Выбрать главу

Перед нами появился круглый низенький столик, накрытый цветастой зеленой скатертью с бахромой. Звенела красная фарфоровая посуда, посыпались на скатерть свежежареные баурсаки, замешанные на кумысе. На дастархане появились две тарелки с маслом, закипел самовар, и после всех этих приготовлений нас пригласили к столу. Усевшись в круг, мы пили чай, а писарь между тем послал гонца собрать людей из окрестных аулов.

На другой день к полудню прибыл из города отец писаря Барлыбай, старший брат волостного. К этому времени собралось уже много народу из ближайших аулов. Жигиты вышли встречать Барлыбая. Придерживая лошадь под уздцы, помогли ему слезть с коня, угодливо открыли перед ним дверь, всячески старались подчеркнуть свое уважение к нему. Присутствующие в юрте встали при его появлении, начали здороваться с Барлыбаем за руку. Мы последовали их примеру. Чувствуется, что все озабочены, с нетерпением ждут новостей. Сразу же после приветствия послышались голоса:

— Какие новости в городе?

— Уф, — тяжело дыша, отозвался Барлыбай. — Какие могут быть новости?.. Забирают казахов. Вот указ, — пробормотал Барлыбай. Усаживаясь, вынул из кармана свернутую бумагу с крупными русскими буквами и подал ее своему сыну.

Сын начал читать.

Лица присутствующих были растеряны, все молча ждали, когда писарь разберет русский текст и объяснит по-казахски. Ознакомившись, писарь передал бумагу мне.

Это было разъяснение Акмолинского губернатора по высочайшему указу императора от 25 июня о мобилизации на тыловые работы казахского населения в возрасте от девятнадцати до тридцати одного года. Пока я знакомился с разъяснением, то и дело слышались встревоженные голоса с просьбой поскорее передать смысл документа.

— Да, положение тяжелое, — сказал я. — Правительству потребовались рабочие руки, поэтому мобилизуют и казахов.

Никто из присутствующих не поверил, что речь в указе идет лишь о привлечении на тыловые работы, а не на фронт.

— Это обман! Будут забирать на войну, в настоящие солдаты. О аллах, за что нам посланы такие страшные бедствия. За что такое проклятие на нашу голову!.. — загомонили в юрте все громче и беспокойнее.

Торопливо закончив перепись, к вечеру мы выехали из аула и остановились на ночлег, проехав не более трех верст, на берегу озера Каска-ат. На другой день мы разделились на две группы: Галимжан с Михаилом направились для переписи в Спасск и Караганду, а мы с Нургаином двинулись по долине реки Слети.

Назавтра мы послали нарочного в аул волостного, за пятьдесят верст. В этот день волостной не успел приехать по нашему вызову. В ожидании его мы отдыхали в небольшом шалаше на берегу речушки, в которой почти не было воды. Местное население, услышав о переписи, стало собираться, но до приезда волостного и писаря мы не могли начать свою работу.

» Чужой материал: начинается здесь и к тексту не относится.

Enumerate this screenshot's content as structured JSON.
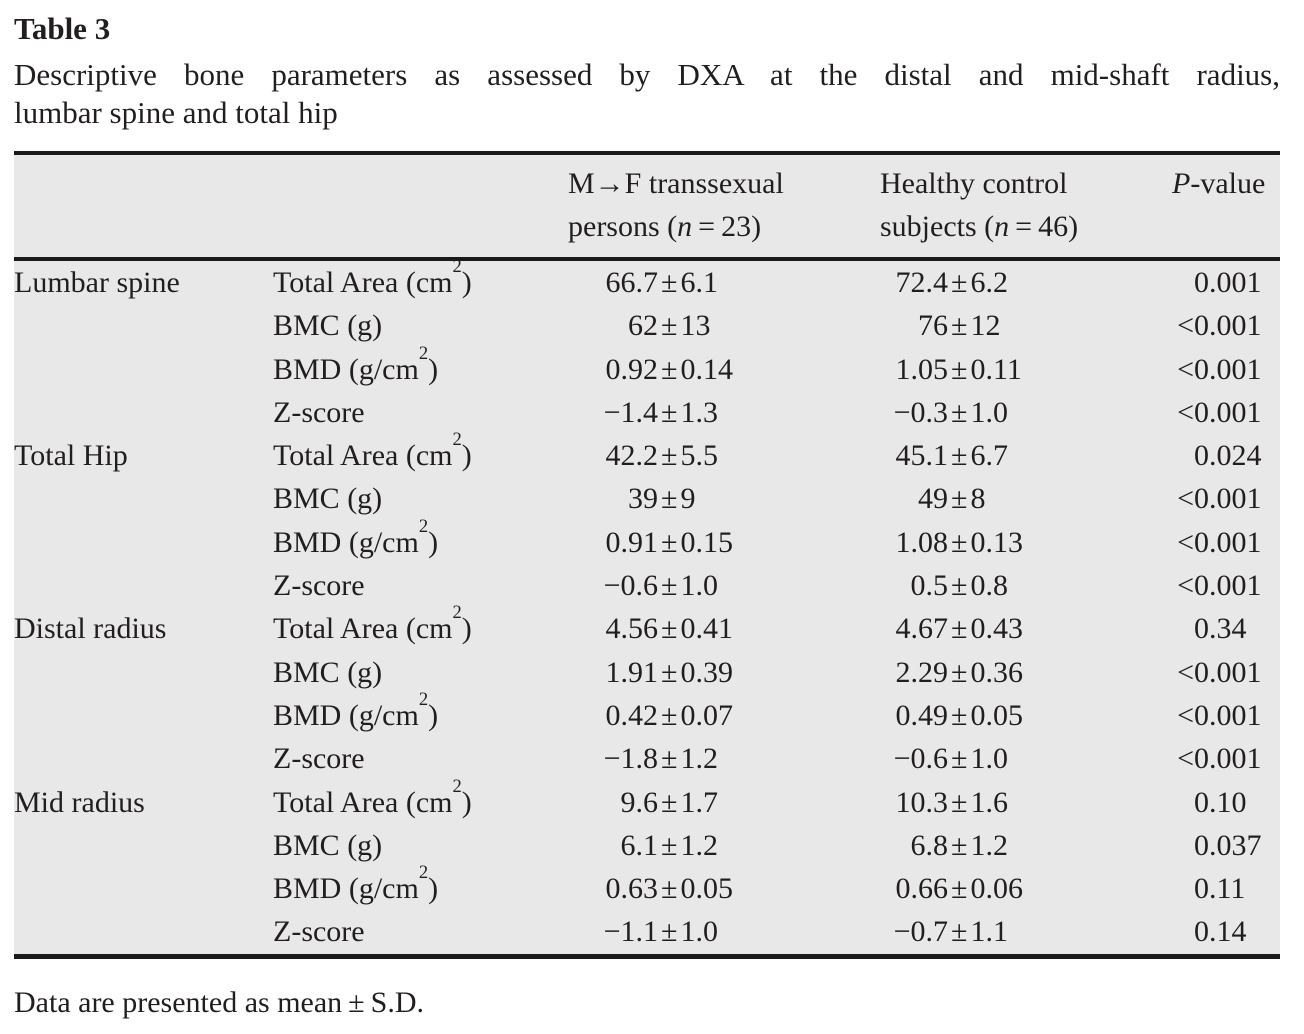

Люди здесь жили заметно беднее, чем на Шубыре. Нас посетил старшина, прихватив с собой бурдюк хорошего кумыса. Закололи годовалого ягненка и поставили на жер-ошак — продолговатое углубление для очага — котел для варки мяса. Рядом с жер-ошаком густо задымил медный самовар. Понемногу начали собираться любопытные, переговариваться между собой негромко, судачить о том о сем.

Жарко, а хмельной кумыс добавляет жары еще больше. Мы вспотели, словно от непосильного единоборства, пришлось расстегнуть рубашки, чтобы освежить грудь.

К вечеру прибыли волостной и писарь, оба усталые от долгой верховой езды, утомленные солнцепеком. Увидев их, люди столпились возле нашего жилища. До глубокой ночи вместе с волостным и писарем мы занимались подготовкой к предстоящей переписи. Спать легли поздно. Летние ночи коротки, и на рассвете нас разбудил громкий горестный женский плач. Я с трудом проснулся, мне показалось, что эти звуки послышались во сне. Но теперь я явственно услышал причитания женщин и грубоватые, степенно-успокаивающие голоса мужчин. Один из них, войдя в нашу лачугу, разбудил сопровождавшего нас жигита и негромко, со смешком проговорил:

— Глупые бабы, ревут, как коровы. Собрались спозаранку, шумят, галдят, плачут, не поймешь, чего им надо?

Жигит, чмокая спросонья губами, отозвался:

— Ай-ай, это бабье! Слышали звон, да не знают, где он. Вечно показывают свою глупость, где надо и где не надо.